# PSE Vendetta XS L6 / shoot or sell?



## PBH (Nov 7, 2007)

I received a PSE Vendetta XS L6 for Christmas. It was a surprise -- I was not in the market for a new bow. The bow has a bit of history to it. It has been shot a handful of times. Two of those times the string broke. After the second break the bow was returned to PSE where they determined the cause of the breaks to be faulty cams. The cams and string were replaced with new, then returned. It was then given to me for Christmas. So, the existing bow, with new cams and string, has never been shot. There are a couple small scratches on the limbs -- I'm assuming from the two original breaks. I guess you could say that the bow is both "used" and "new".

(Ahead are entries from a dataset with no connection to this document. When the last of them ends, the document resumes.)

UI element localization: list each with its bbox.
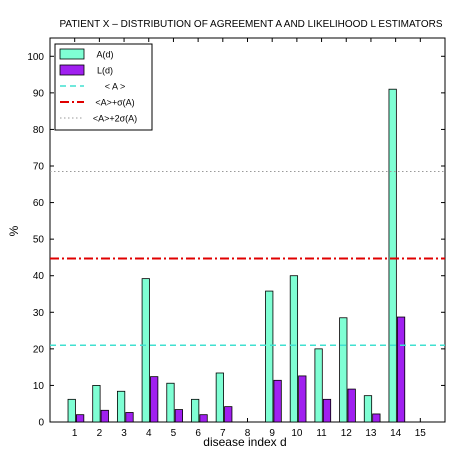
bar-ld (150, 376, 159, 423)
bar-ad (92, 385, 101, 423)
y-tick-label: 30 (33, 308, 45, 319)
bar-ad (141, 278, 150, 423)
legend-label: <A>+σ(A) (95, 98, 134, 108)
x-tick-label: 9 (269, 428, 275, 439)
bar-ad (215, 372, 224, 423)
bar-ad (265, 290, 274, 423)
y-tick-label: 40 (33, 271, 45, 282)
legend: A(d) L(d) < A > <A>+σ(A) <A>+2σ(A) (54, 43, 153, 131)
bar-ad (363, 395, 373, 423)
bar-ad (289, 275, 299, 423)
bar-ld (174, 409, 183, 423)
bar-ld (76, 414, 85, 423)
chart-title: PATIENT X – DISTRIBUTION OF AGREEMENT A … (59, 19, 442, 30)
y-tick-label: 90 (33, 88, 45, 99)
y-axis-label: % (7, 225, 21, 236)
bar-ad (166, 382, 175, 423)
y-tick-label: 70 (33, 162, 45, 173)
y-tick-label: 20 (33, 344, 45, 355)
bar-ad (116, 390, 126, 423)
legend-label: <A>+2σ(A) (93, 114, 137, 124)
bar-ld (396, 316, 406, 423)
x-tick-label: 12 (341, 428, 353, 439)
bar-ld (100, 409, 109, 423)
y-tick-label: 50 (33, 235, 45, 246)
y-tick-label: 80 (33, 125, 45, 136)
x-tick-label: 10 (291, 428, 303, 439)
x-tick-label: 8 (245, 428, 251, 439)
x-tick-label: 15 (415, 428, 427, 439)
x-tick-label: 7 (220, 428, 226, 439)
x-axis-label: disease index d (203, 435, 286, 449)
legend-label: < A > (105, 82, 126, 92)
bar-ld (372, 413, 381, 423)
x-tick-label: 13 (365, 428, 377, 439)
x-tick-label: 11 (316, 428, 327, 439)
legend-swatch (59, 64, 85, 76)
legend-label: L(d) (97, 66, 113, 76)
bar-ad (191, 398, 200, 423)
x-tick-label: 4 (146, 428, 152, 439)
bar-ad (339, 317, 348, 423)
bar-ld (224, 406, 233, 423)
y-tick-label: 10 (33, 381, 45, 392)
legend-swatch (59, 48, 85, 60)
bar-ld (322, 398, 332, 423)
bar-ld (298, 375, 307, 423)
bar-ld (199, 414, 208, 423)
y-tick-label: 60 (33, 198, 45, 209)
legend-label: A(d) (96, 50, 113, 60)
bar-ad (388, 88, 397, 423)
x-tick-label: 5 (171, 428, 177, 439)
x-tick-label: 6 (195, 428, 201, 439)
bar-ld (347, 388, 356, 423)
y-tick-label: 100 (27, 52, 44, 63)
bar-ad (67, 398, 76, 423)
x-tick-label: 3 (121, 428, 127, 439)
y-tick-label: 0 (38, 418, 44, 429)
x-tick-label: 1 (72, 428, 78, 439)
bar-ld (273, 379, 282, 423)
x-tick-label: 14 (390, 428, 402, 439)
bar-ad (314, 348, 323, 423)
bar-ld (125, 412, 134, 423)
x-tick-label: 2 (97, 428, 103, 439)
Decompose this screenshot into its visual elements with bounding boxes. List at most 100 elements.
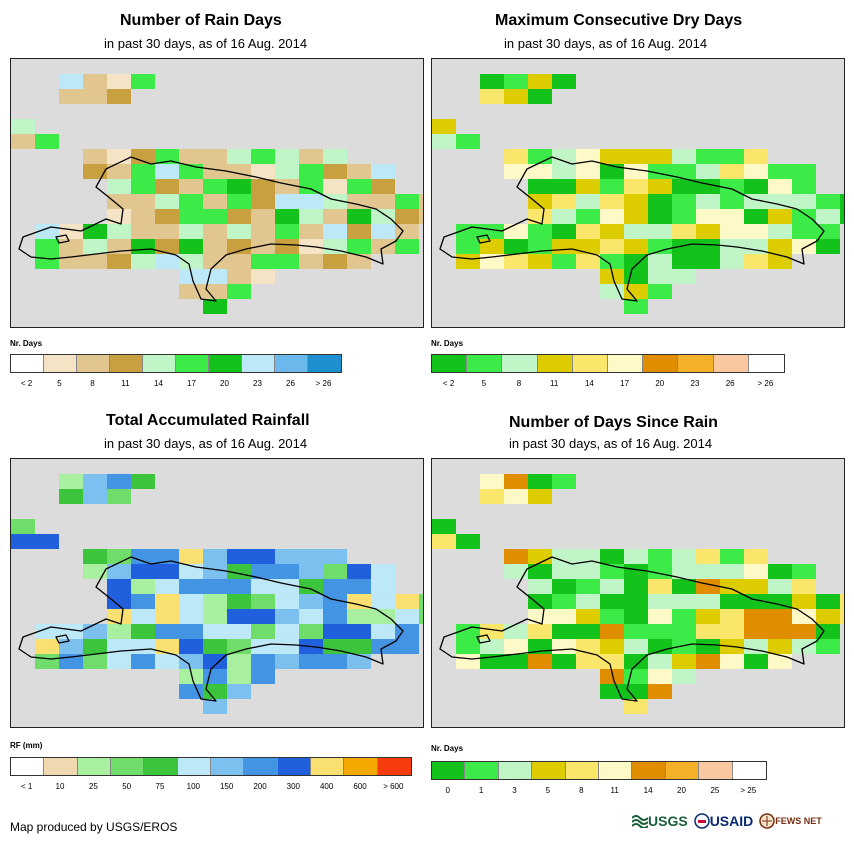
grid-cell — [720, 209, 744, 224]
grid-cell — [816, 194, 840, 209]
grid-cell — [528, 609, 552, 624]
grid-cell — [275, 564, 299, 579]
grid-cell — [395, 639, 419, 654]
grid-cell — [203, 254, 227, 269]
grid-cell — [480, 239, 504, 254]
grid-cell — [155, 149, 179, 164]
grid-cell — [672, 224, 696, 239]
grid-cell — [155, 549, 179, 564]
legend-swatch — [467, 355, 503, 372]
usgs-logo-text: USGS — [648, 813, 688, 829]
grid-cell — [227, 149, 251, 164]
grid-cell — [347, 164, 371, 179]
grid-cell — [552, 179, 576, 194]
grid-cell — [552, 254, 576, 269]
grid-cell — [155, 579, 179, 594]
grid-cell — [720, 254, 744, 269]
grid-cell — [576, 224, 600, 239]
grid-cell — [59, 489, 83, 504]
grid-cell — [371, 594, 395, 609]
legend-swatch — [176, 355, 209, 372]
grid-cell — [323, 239, 347, 254]
grid-cell — [131, 594, 155, 609]
grid-cell — [347, 224, 371, 239]
grid-cell — [648, 269, 672, 284]
grid-cell — [840, 209, 844, 224]
grid-cell — [600, 209, 624, 224]
grid-cell — [600, 654, 624, 669]
grid-cell — [299, 194, 323, 209]
grid-cell — [83, 654, 107, 669]
grid-cell — [504, 549, 528, 564]
grid-cell — [792, 564, 816, 579]
grid-cell — [203, 594, 227, 609]
grid-cell — [624, 224, 648, 239]
grid-cell — [371, 564, 395, 579]
grid-cell — [275, 594, 299, 609]
grid-cell — [155, 239, 179, 254]
grid-cell — [323, 149, 347, 164]
legend-label: > 600 — [383, 782, 404, 791]
grid-cell — [576, 239, 600, 254]
grid-cell — [419, 209, 423, 224]
grid-cell — [816, 239, 840, 254]
grid-cell — [624, 579, 648, 594]
grid-cell — [155, 209, 179, 224]
grid-cell — [600, 609, 624, 624]
grid-cell — [504, 254, 528, 269]
grid-cell — [203, 684, 227, 699]
grid-cell — [203, 609, 227, 624]
grid-cell — [275, 624, 299, 639]
grid-cell — [792, 594, 816, 609]
legend-label: 400 — [319, 782, 334, 791]
legend-labels: < 2 5 8 11 14 17 20 23 26 > 26 — [10, 379, 340, 391]
grid-cell — [672, 239, 696, 254]
grid-cell — [648, 179, 672, 194]
grid-cell — [504, 74, 528, 89]
grid-cell — [720, 564, 744, 579]
grid-cell — [155, 564, 179, 579]
grid-cell — [179, 624, 203, 639]
legend-labels: < 2 5 8 11 14 17 20 23 26 > 26 — [431, 379, 783, 391]
grid-cell — [107, 89, 131, 104]
grid-cell — [251, 239, 275, 254]
grid-cell — [179, 224, 203, 239]
grid-cell — [299, 579, 323, 594]
grid-cell — [480, 624, 504, 639]
grid-cell — [179, 179, 203, 194]
grid-cell — [600, 149, 624, 164]
grid-cell — [768, 564, 792, 579]
grid-cell — [792, 179, 816, 194]
grid-cell — [371, 239, 395, 254]
grid-cell — [371, 164, 395, 179]
grid-cell — [251, 179, 275, 194]
grid-cell — [552, 224, 576, 239]
legend-label: 50 — [122, 782, 132, 791]
grid-cell — [203, 299, 227, 314]
legend-label: 23 — [690, 379, 700, 388]
grid-cell — [504, 224, 528, 239]
legend-swatch — [242, 355, 275, 372]
grid-cell — [528, 474, 552, 489]
legend-swatch — [699, 762, 733, 779]
grid-cell — [720, 579, 744, 594]
usgs-logo: USGS — [632, 813, 688, 829]
grid-cell — [107, 549, 131, 564]
grid-cell — [432, 119, 456, 134]
grid-cell — [371, 579, 395, 594]
legend-label: 0 — [445, 786, 450, 795]
legend-labels: < 1 10 25 50 75 100 150 200 300 400 600 > 600 — [10, 782, 410, 794]
grid-cell — [59, 224, 83, 239]
grid-cell — [552, 624, 576, 639]
grid-cell — [203, 269, 227, 284]
grid-cell — [347, 194, 371, 209]
grid-cell — [107, 594, 131, 609]
grid-cell — [35, 654, 59, 669]
legend-label: 150 — [219, 782, 234, 791]
legend-color-bar — [10, 354, 342, 373]
grid-cell — [275, 209, 299, 224]
legend-label: 23 — [253, 379, 262, 388]
grid-cell — [203, 654, 227, 669]
grid-cell — [624, 209, 648, 224]
grid-cell — [155, 224, 179, 239]
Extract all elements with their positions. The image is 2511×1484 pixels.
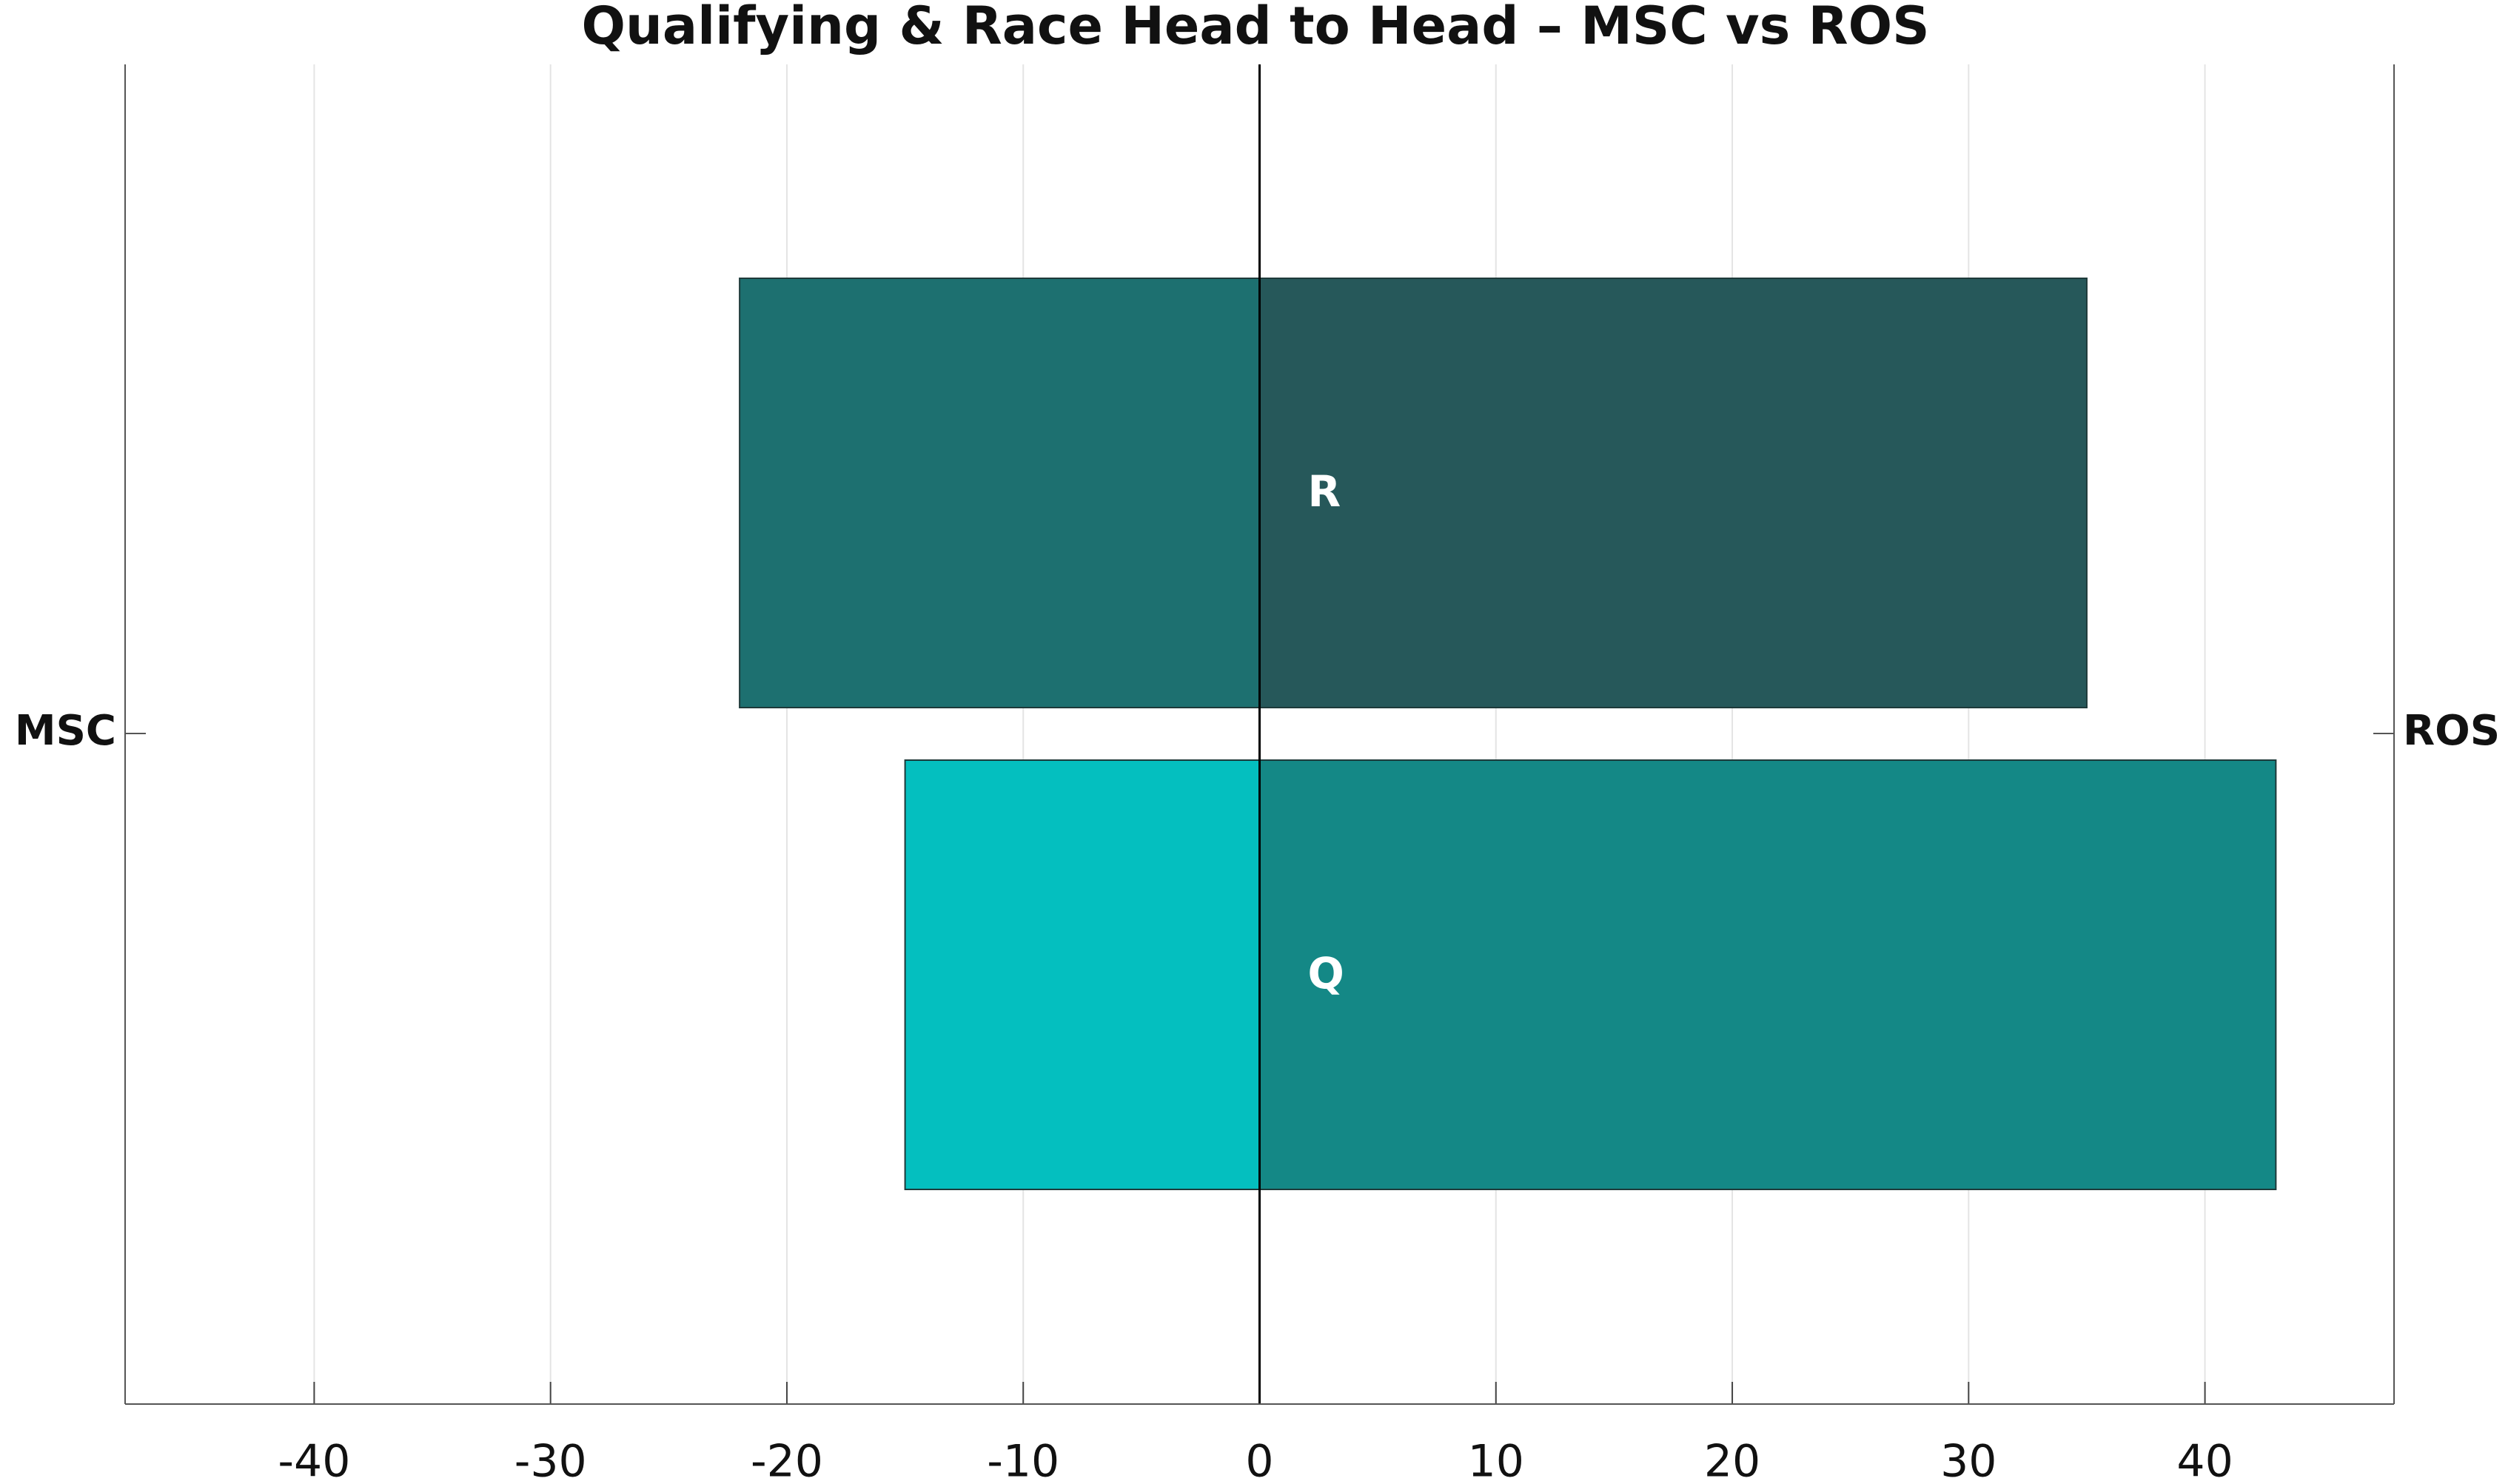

Like I mentioned, I was not in the market for a new bow. This model is not quite what I would have purchased had I been in the market. So, I now have a decision to make:

1. Do I go through the effort of setting this bow up to shoot, and see if I like it?

or

2. Do I sell it and use the money to put towards a new bow of my choice?
2a. If I choose to sell, how much would you say I could reasonably ask?


----------



## twinkielk15 (Jan 17, 2011)

I guess I don't really have much input as far as what steps you should take, but I will say that I have had my Vendetta for nearly two years and absolutely love it. I have never drawn a bow that smooth. To be fair, my choices are quite limited because I have a long draw length. It was basically down to four bows and I like the Vendetta best. Not sure if that helps you decide anything...


----------